Sun Aug 24 13:45:45 2008 phish [...] cpan.org - Correspondence added 90 min

Problem was that baseURI() works slightly different for XML and for HTML documents. To access the URI the has been set during parse time in a consistent way, one should call the URI() function on the document root.

Sun Aug 24 13:45:47 2008 phish [...] cpan.org - Status changed from 'open' to 'resolved'

Sun Aug 24 13:45:48 2008 phish [...] cpan.org - Given to PHISH

Mon Aug 25 18:53:56 2008 dwheeler [...] cpan.org - Correspondence added

CC:	Eric Glover <eric [...] searchme.com>
Subject:	Re: [rt.cpan.org #38666] URI Option Does Not Work
Date:	Mon, 25 Aug 2008 15:53:42 -0700
To:	bug-XML-LibXML [...] rt.cpan.org
From:	"David E. Wheeler" <dwheeler [...] cpan.org>

On Aug 24, 2008, at 10:38, Christian Glahn via RT wrote: Show quoted text

> I dived into the code and found two issues and one of them explains > your > problem.

Thank you, Christian.

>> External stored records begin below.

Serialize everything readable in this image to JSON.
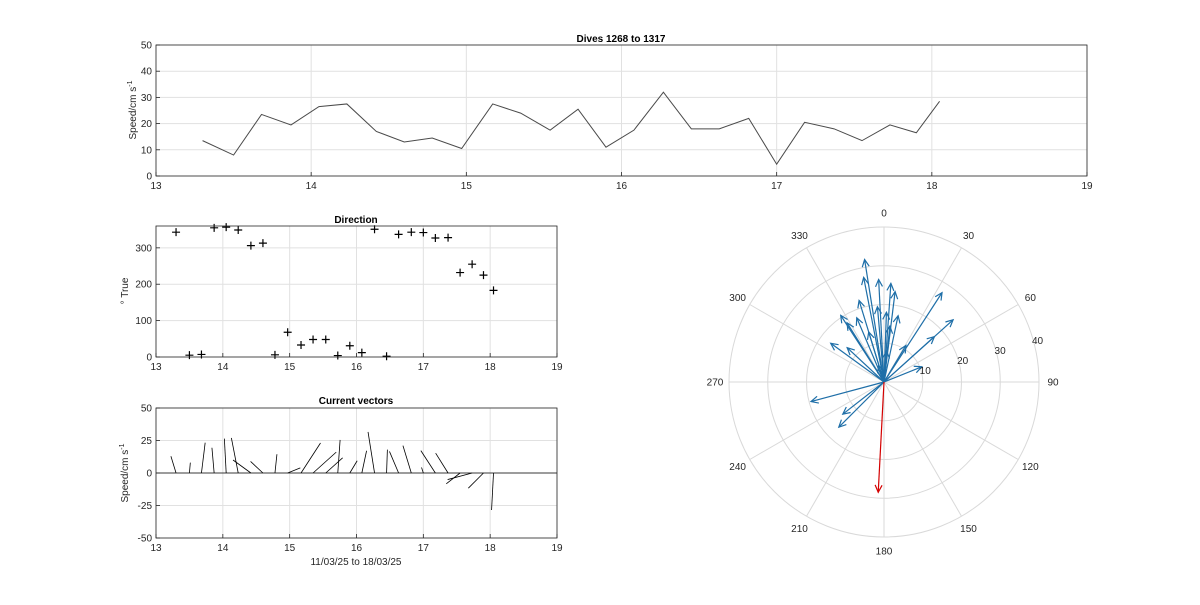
{
  "chart_data": [
    {
      "type": "line",
      "title": "Dives 1268 to 1317",
      "ylabel": "Speed/cm s",
      "ylabel_sup": "-1",
      "xlim": [
        13,
        19
      ],
      "ylim": [
        0,
        50
      ],
      "xticks": [
        13,
        14,
        15,
        16,
        17,
        18,
        19
      ],
      "yticks": [
        0,
        10,
        20,
        30,
        40,
        50
      ],
      "grid": true,
      "color": "#4a4a4a",
      "x": [
        13.3,
        13.5,
        13.68,
        13.87,
        14.05,
        14.23,
        14.42,
        14.6,
        14.78,
        14.97,
        15.17,
        15.35,
        15.54,
        15.72,
        15.9,
        16.08,
        16.27,
        16.45,
        16.63,
        16.82,
        17.0,
        17.18,
        17.37,
        17.55,
        17.73,
        17.9,
        18.05
      ],
      "y": [
        13.5,
        8,
        23.5,
        19.5,
        26.5,
        27.5,
        17,
        13,
        14.5,
        10.5,
        27.5,
        24,
        17.5,
        25.5,
        11,
        17.5,
        32,
        18,
        18,
        22,
        4.5,
        20.5,
        18,
        13.5,
        19.5,
        16.5,
        28.5
      ]
    },
    {
      "type": "scatter",
      "title": "Direction",
      "ylabel": "° True",
      "xlim": [
        13,
        19
      ],
      "ylim": [
        0,
        360
      ],
      "xticks": [
        13,
        14,
        15,
        16,
        17,
        18,
        19
      ],
      "yticks": [
        0,
        100,
        200,
        300
      ],
      "grid": true,
      "marker": "+",
      "x": [
        13.3,
        13.5,
        13.68,
        13.87,
        14.05,
        14.23,
        14.42,
        14.6,
        14.78,
        14.97,
        15.17,
        15.35,
        15.54,
        15.72,
        15.9,
        16.08,
        16.27,
        16.45,
        16.63,
        16.82,
        17.0,
        17.18,
        17.37,
        17.55,
        17.73,
        17.9,
        18.05
      ],
      "y": [
        343,
        5,
        7,
        355,
        357,
        349,
        306,
        313,
        6,
        68,
        33,
        48,
        48,
        4,
        31,
        12,
        351,
        2,
        337,
        343,
        342,
        327,
        328,
        232,
        255,
        225,
        183
      ]
    },
    {
      "type": "quiver",
      "title": "Current vectors",
      "ylabel": "Speed/cm s",
      "ylabel_sup": "-1",
      "xlabel": "11/03/25 to 18/03/25",
      "xlim": [
        13,
        19
      ],
      "ylim": [
        -50,
        50
      ],
      "xticks": [
        13,
        14,
        15,
        16,
        17,
        18,
        19
      ],
      "yticks": [
        -50,
        -25,
        0,
        25,
        50
      ],
      "grid": true,
      "color": "#000000",
      "x": [
        13.3,
        13.5,
        13.68,
        13.87,
        14.05,
        14.23,
        14.42,
        14.6,
        14.78,
        14.97,
        15.17,
        15.35,
        15.54,
        15.72,
        15.9,
        16.08,
        16.27,
        16.45,
        16.63,
        16.82,
        17.0,
        17.18,
        17.37,
        17.55,
        17.73,
        17.9,
        18.05
      ],
      "speed": [
        13.5,
        8,
        23.5,
        19.5,
        26.5,
        27.5,
        17,
        13,
        14.5,
        10.5,
        27.5,
        24,
        17.5,
        25.5,
        11,
        17.5,
        32,
        18,
        18,
        22,
        4.5,
        20.5,
        18,
        13.5,
        19.5,
        16.5,
        28.5
      ],
      "direction": [
        343,
        5,
        7,
        355,
        357,
        349,
        306,
        313,
        6,
        68,
        33,
        48,
        48,
        4,
        31,
        12,
        351,
        2,
        337,
        343,
        342,
        327,
        328,
        232,
        255,
        225,
        183
      ]
    },
    {
      "type": "polar-compass",
      "angle_labels": [
        "0",
        "30",
        "60",
        "90",
        "120",
        "150",
        "180",
        "210",
        "240",
        "270",
        "300",
        "330"
      ],
      "radial_ticks": [
        10,
        20,
        30,
        40
      ],
      "rmax": 40,
      "color": "#1f6fa8",
      "highlight_color": "#d40000",
      "highlight_index": 26,
      "speed": [
        13.5,
        8,
        23.5,
        19.5,
        26.5,
        27.5,
        17,
        13,
        14.5,
        10.5,
        27.5,
        24,
        17.5,
        25.5,
        11,
        17.5,
        32,
        18,
        18,
        22,
        4.5,
        20.5,
        18,
        13.5,
        19.5,
        16.5,
        28.5
      ],
      "direction": [
        343,
        5,
        7,
        355,
        357,
        349,
        306,
        313,
        6,
        68,
        33,
        48,
        48,
        4,
        31,
        12,
        351,
        2,
        337,
        343,
        342,
        327,
        328,
        232,
        255,
        225,
        183
      ]
    }
  ]
}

Show quoted text

> You use the baseURI function. baseURI() uses libxml2's > xmlGetNodeBase() > function, which determines the base URL for HTML documents from the > base > tag in the documents header. Your document has no header and no base > tag. Hence, the result is correctly undef.

Ah, okay, that makes sense. Show quoted text

> But there are good news for you: on the document node of your DOM tree > and ONLY for this node, you can call the URI function, which returns > the > internal URL that has been set by the parse function. > > Therefore, in line 5 instead of saying $doc->baseURI; you should say > $doc->URI;.

Great, this works: my $parser = XML::LibXML->new; my $doc = $parser->parse_html_string($html, { URI => 'http:// foo.com/' }); say $doc->URI; Good, that's exactly what I need. Any chance of the docs being updated to reflect this? Note that this does not, however (not that I care, but since it's what the docs seem to indicate: my $parser = XML::LibXML->new; my $doc = $parser->parse_html_string($html, 'http://foo.com/'); say $doc->URI; Best, David

Mon Aug 25 18:53:58 2008 The RT System itself - Status changed from 'resolved' to 'open'

Sun Nov 02 15:51:41 2008 pajas [...] matfyz.cz - Correspondence added

I believe the current documentation does not indicate that parse_html_string($html,$uri) should do something useful (unlike parse_html_string($html,{URI=>$uri}), which works as expected). I have added documentation of $doc->URI, added a $doc->setURI method, and added documentation of $node->baseURI and $node->setBaseURI. The changes are in the SVN and will appear in 1.67 (to be released soon). With this, I'm closing this ticket. Please do not reopen it, unless you want to complain about the changes made in SVN. -- Petr

Sun Nov 02 15:51:43 2008 pajas [...] matfyz.cz - Status changed from 'open' to 'resolved'